I heard he was in the Vegas office, and I stormed assuredly through the door with four words. We need to talk.

“It’s been three and a half years.” I sit on the edge of the chair. “We’ve obeyed every demand you made. We never texted each other. I haven’t even looked at her face.” It’s been hard. Almost impossible.

But the last memory I have of Baylee is us…being caught behind a costume rack. And then her aunt blocking her from my view.

Marc just stares at me like he can’t believe what he’s hearing.

I add, “No one thinks we hooked up in the past. They all think we were caught doing drugs.” And Dimitri doesn’t lie to family. Never has, and never will again. “They’re not going to draw the conclusion that we broke a rule and you offered us our jobs back…” I trail off at the heat in his eyes. “Come on.”

“Let go of her.”

I blink slowly, weight mounting on me. I can’t accept it yet. “I’m not asking to date Baylee. I’d like to speak to her.” I sit forward again. “Her eighteenth birthday was yesterday. I just want to wish her a happy birthday and know that you won’t enforce the no minors policy.”

(Please.)

Marc shakes his head. “It’s not happening. You’re not being rewarded for honoring a contract that you have to follow.”

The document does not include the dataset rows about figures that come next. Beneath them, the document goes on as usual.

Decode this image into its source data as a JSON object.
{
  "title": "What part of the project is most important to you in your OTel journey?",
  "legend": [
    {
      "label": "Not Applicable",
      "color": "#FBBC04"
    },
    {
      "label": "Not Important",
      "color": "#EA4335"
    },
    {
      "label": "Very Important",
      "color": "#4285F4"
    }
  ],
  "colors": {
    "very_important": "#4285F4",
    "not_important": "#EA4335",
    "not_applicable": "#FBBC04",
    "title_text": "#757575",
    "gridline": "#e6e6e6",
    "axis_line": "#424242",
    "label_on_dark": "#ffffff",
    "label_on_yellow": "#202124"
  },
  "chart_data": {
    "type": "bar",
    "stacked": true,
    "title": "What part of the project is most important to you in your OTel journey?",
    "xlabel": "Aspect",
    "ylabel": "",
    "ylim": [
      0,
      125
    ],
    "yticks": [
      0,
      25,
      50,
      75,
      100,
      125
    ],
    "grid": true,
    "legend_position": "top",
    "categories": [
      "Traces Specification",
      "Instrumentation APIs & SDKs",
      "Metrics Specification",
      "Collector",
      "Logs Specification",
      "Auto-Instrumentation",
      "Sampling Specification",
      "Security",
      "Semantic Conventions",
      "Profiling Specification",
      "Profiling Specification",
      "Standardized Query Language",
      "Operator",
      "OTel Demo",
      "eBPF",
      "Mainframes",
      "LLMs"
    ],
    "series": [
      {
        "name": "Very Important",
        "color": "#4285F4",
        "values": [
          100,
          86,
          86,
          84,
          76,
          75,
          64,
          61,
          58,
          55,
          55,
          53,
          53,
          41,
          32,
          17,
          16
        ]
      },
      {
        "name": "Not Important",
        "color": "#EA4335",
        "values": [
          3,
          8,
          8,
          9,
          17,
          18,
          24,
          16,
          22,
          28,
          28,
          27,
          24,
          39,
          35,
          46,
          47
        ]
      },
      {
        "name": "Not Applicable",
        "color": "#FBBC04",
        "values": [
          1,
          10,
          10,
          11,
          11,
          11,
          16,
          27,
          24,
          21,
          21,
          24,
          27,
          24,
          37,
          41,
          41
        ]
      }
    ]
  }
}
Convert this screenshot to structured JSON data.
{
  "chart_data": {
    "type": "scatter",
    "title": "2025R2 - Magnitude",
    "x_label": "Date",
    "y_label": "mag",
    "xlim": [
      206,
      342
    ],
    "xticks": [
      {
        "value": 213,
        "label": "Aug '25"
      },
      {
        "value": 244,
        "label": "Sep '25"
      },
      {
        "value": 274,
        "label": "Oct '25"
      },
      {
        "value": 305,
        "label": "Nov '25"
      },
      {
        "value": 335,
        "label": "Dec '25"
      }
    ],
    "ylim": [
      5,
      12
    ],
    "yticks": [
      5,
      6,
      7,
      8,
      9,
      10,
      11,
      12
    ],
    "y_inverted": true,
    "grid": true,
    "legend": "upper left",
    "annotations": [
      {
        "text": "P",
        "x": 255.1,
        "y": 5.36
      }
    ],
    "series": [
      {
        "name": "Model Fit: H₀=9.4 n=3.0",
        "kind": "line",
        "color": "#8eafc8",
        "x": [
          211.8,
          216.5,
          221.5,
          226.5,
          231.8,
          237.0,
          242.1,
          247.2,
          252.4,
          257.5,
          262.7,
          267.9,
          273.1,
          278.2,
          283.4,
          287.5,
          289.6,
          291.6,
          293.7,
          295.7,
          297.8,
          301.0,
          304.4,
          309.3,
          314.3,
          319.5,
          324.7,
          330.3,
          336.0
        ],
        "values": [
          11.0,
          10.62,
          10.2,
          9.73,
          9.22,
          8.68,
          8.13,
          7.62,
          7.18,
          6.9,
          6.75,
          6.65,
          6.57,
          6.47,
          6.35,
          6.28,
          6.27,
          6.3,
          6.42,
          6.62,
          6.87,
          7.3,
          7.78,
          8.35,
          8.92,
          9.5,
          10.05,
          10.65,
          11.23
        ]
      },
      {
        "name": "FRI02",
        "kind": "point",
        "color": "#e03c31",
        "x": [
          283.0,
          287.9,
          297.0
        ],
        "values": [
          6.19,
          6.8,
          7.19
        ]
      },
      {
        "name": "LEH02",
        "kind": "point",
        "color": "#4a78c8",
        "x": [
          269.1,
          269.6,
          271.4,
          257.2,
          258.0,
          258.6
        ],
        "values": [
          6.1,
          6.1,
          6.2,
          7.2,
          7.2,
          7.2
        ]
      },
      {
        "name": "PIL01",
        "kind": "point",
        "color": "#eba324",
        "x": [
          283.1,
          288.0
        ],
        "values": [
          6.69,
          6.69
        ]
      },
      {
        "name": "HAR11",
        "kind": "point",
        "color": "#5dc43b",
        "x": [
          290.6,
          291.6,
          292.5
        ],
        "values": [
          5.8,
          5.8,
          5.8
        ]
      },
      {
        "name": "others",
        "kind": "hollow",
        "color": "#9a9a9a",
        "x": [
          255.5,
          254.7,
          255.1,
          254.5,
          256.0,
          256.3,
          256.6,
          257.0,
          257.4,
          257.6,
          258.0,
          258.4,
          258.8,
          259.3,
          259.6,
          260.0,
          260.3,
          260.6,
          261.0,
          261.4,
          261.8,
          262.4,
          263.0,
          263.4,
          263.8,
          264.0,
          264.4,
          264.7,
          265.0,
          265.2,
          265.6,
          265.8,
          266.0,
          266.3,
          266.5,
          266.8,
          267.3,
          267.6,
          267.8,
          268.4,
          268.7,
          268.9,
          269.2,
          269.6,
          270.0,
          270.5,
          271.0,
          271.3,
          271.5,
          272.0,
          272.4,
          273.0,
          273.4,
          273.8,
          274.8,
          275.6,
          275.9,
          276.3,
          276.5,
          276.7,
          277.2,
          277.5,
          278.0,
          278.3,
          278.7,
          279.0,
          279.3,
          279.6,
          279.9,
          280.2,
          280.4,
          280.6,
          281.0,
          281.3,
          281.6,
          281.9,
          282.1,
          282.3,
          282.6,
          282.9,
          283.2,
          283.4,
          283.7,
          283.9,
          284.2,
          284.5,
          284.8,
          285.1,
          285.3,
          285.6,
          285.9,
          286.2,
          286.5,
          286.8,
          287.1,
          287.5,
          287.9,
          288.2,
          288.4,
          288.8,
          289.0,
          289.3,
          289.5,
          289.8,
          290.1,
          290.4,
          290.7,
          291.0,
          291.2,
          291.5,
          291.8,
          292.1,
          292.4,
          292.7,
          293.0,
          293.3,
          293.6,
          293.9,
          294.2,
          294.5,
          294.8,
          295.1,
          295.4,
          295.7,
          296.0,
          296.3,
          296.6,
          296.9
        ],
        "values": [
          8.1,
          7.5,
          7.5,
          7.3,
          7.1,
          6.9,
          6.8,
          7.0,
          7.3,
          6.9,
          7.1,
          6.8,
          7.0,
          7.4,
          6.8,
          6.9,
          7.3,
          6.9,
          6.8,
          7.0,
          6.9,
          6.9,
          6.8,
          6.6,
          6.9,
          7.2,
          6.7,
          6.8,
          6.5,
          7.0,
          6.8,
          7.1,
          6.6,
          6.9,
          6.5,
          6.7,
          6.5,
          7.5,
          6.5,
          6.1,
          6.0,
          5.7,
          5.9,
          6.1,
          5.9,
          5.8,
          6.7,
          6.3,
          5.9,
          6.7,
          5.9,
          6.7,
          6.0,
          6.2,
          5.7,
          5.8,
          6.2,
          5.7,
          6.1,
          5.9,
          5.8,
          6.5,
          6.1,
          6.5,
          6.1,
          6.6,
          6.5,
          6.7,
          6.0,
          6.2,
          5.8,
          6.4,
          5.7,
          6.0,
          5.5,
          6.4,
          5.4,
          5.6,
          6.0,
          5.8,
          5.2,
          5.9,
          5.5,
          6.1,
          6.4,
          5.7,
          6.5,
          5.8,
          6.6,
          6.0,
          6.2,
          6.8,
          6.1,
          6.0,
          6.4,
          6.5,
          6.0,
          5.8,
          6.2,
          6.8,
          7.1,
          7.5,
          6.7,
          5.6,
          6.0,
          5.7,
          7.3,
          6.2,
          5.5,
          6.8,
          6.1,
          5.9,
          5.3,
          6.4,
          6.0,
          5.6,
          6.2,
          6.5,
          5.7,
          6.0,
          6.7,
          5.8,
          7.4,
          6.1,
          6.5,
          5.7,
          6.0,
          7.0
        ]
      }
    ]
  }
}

“Can I send her a card?” I try.

“And what does that do? Other than open the floodgates to a friendship that you can’t have?” Marc actually rolls his eyes in exasperation. “This is exactly why I told you make certain you were sure of your choice…”

I tune him out.

Every day I question what I chose.

Every day of my life I wonder what my world would look like with her in it, but without the circus. Without my family.

I wonder. I question. And there is no answer.

Either way, we’d lose something insurmountable. Either way, I’d be grappling with the same grief I do now.

I catch the tail-end of his lecture as he asks, “Do you even know what you’re fighting for?”

(Love.)

Marc says, “I’m going to do you a favor and help you understand so you can let go.”

(Don’t.)

“You’re fighting for an adolescent fling from nearly four years ago.”

I instantly shake my head.

“No? You’re saying that you still love each other? You’re saying that after years of silence, you truly think you’re the same people you once were? That the juvenile feelings you experienced still exist in some capacity? Luka,” he says, contempt coating my name, “grow up.”